How the Music Identifier app became an iOS must-have
Shazam has been around for two decades now, and the popular music identification app has seen significant changes throughout that time.
Anyone looking for the name of a song playing in their environment has probably searched Shazam – the popular music identifier embedded in many other apps and services – throughout its two-decade history. While it may not be familiar to every user, Shazam powers in-service song identification far beyond the standalone app. Over the years, the app has become more prominent, both in the tech industry and among individual users. Although it’s now common to refer to Shazam as a benchmark for song identification, the transition from a small text messaging service to an Apple-owned tech giant is a journey that spans $70 billion. song recognition.

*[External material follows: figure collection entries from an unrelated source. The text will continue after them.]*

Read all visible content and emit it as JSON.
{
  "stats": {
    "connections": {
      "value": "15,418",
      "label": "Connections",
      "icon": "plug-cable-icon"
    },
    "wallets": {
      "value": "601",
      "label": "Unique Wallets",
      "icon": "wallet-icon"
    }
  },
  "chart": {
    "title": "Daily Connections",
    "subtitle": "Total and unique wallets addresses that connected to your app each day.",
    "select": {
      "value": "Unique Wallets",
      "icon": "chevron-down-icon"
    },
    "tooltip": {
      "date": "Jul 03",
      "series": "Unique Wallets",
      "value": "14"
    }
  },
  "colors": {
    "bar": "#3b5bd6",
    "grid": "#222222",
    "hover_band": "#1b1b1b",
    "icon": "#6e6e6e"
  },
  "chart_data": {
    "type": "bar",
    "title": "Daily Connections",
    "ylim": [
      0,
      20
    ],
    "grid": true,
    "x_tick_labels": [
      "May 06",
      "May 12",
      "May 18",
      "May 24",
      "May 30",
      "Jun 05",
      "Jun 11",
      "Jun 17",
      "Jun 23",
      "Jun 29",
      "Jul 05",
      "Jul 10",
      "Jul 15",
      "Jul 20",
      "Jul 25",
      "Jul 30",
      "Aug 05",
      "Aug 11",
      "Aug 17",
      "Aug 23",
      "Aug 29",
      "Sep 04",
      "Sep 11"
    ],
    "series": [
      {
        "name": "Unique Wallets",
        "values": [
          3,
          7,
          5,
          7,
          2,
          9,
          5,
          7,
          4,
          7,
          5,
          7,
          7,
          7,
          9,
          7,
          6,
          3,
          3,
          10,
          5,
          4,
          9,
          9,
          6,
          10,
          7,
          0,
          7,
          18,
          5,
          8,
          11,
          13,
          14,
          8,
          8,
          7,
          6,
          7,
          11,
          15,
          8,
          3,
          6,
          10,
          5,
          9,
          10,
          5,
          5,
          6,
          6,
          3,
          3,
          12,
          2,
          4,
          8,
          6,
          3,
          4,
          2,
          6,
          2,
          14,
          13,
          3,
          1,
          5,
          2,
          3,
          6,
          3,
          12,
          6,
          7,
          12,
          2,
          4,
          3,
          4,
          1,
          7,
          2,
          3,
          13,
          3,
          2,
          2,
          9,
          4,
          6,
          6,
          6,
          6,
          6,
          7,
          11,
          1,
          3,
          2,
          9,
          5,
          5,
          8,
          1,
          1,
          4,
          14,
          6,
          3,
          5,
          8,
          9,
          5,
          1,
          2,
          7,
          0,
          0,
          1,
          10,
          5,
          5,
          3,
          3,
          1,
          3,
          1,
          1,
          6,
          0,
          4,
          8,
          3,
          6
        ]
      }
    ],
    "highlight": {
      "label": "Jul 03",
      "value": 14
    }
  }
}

The service fulfilled a need sought by many – the ability to identify the name of a song heard in the user’s environment. This can sometimes be accomplished by asking someone nearby or searching the web for lyrics, but that’s not always a solution. For example, if the lyrics are hard to make out – or if there are no lyrics at all – it may seem impossible to find the name of the track. That’s where Shazam came in, as a service that can identify songs in just seconds. Using the built-in microphones on modern devices, Shazam was able to identify songs playing in a user’s environment with impressive accuracy and found success.
In 2022, Shazam passed the twenty-year milestone as a music identification service – reaching impressive milestones in this era – prompting reflection on how it grew from a small text messaging service to a platform. form integrated into Apple’s iOS. Shazam was created in 2002 as a small text messaging service in Europe and was very different from the app known today. Instead of using an app to identify songs, users had to dial “2580” on their mobile phone and hold the device close to the music. Users then hung up and received an SMS identifying the song playing in their environment. It would take six more years for Shazam to be listed on the App Store, shortly after the release of the first iPhone.
Shazam becomes integrated into Apple’s operating systems
Shazam was launched on Apple’s App Store in July 2008 as one of the first third-party apps on the company’s new operating system, designed for the iPhone. Rapid integration with Apple devices was later associated with the advancement of Shazam, as it brought its app to the first Apple Watch in 2015. Three years later, Apple acquired Shazam and began to assimilate its service into its proprietary operating system. Shazam was already available on third-party apps, like Snapchat, but Apple’s acquisition brought Shazam to iOS. Instead of downloading the standalone app, iOS users could simply ask Siri to identify a song with Shazam functionality.
Apple often acquires companies that create robust iOS, iPadOS, macOS, or watchOS apps to integrate these functions directly into their operating systems. However, the acquisition of Shazam particularly benefited Apple due to its music-related products and services. Apple sells audio devices for listening to music – namely AirPods headphones and HomePod speakers – and also offers a streaming service, Apple Music. The integration benefits Apple and its users because people can identify a song and listen to it directly in Apple Music, or add it to their library. Shazam has come a long way since its beginnings as a text messaging service two decades ago, and it’s now a staple of Apple’s operating systems.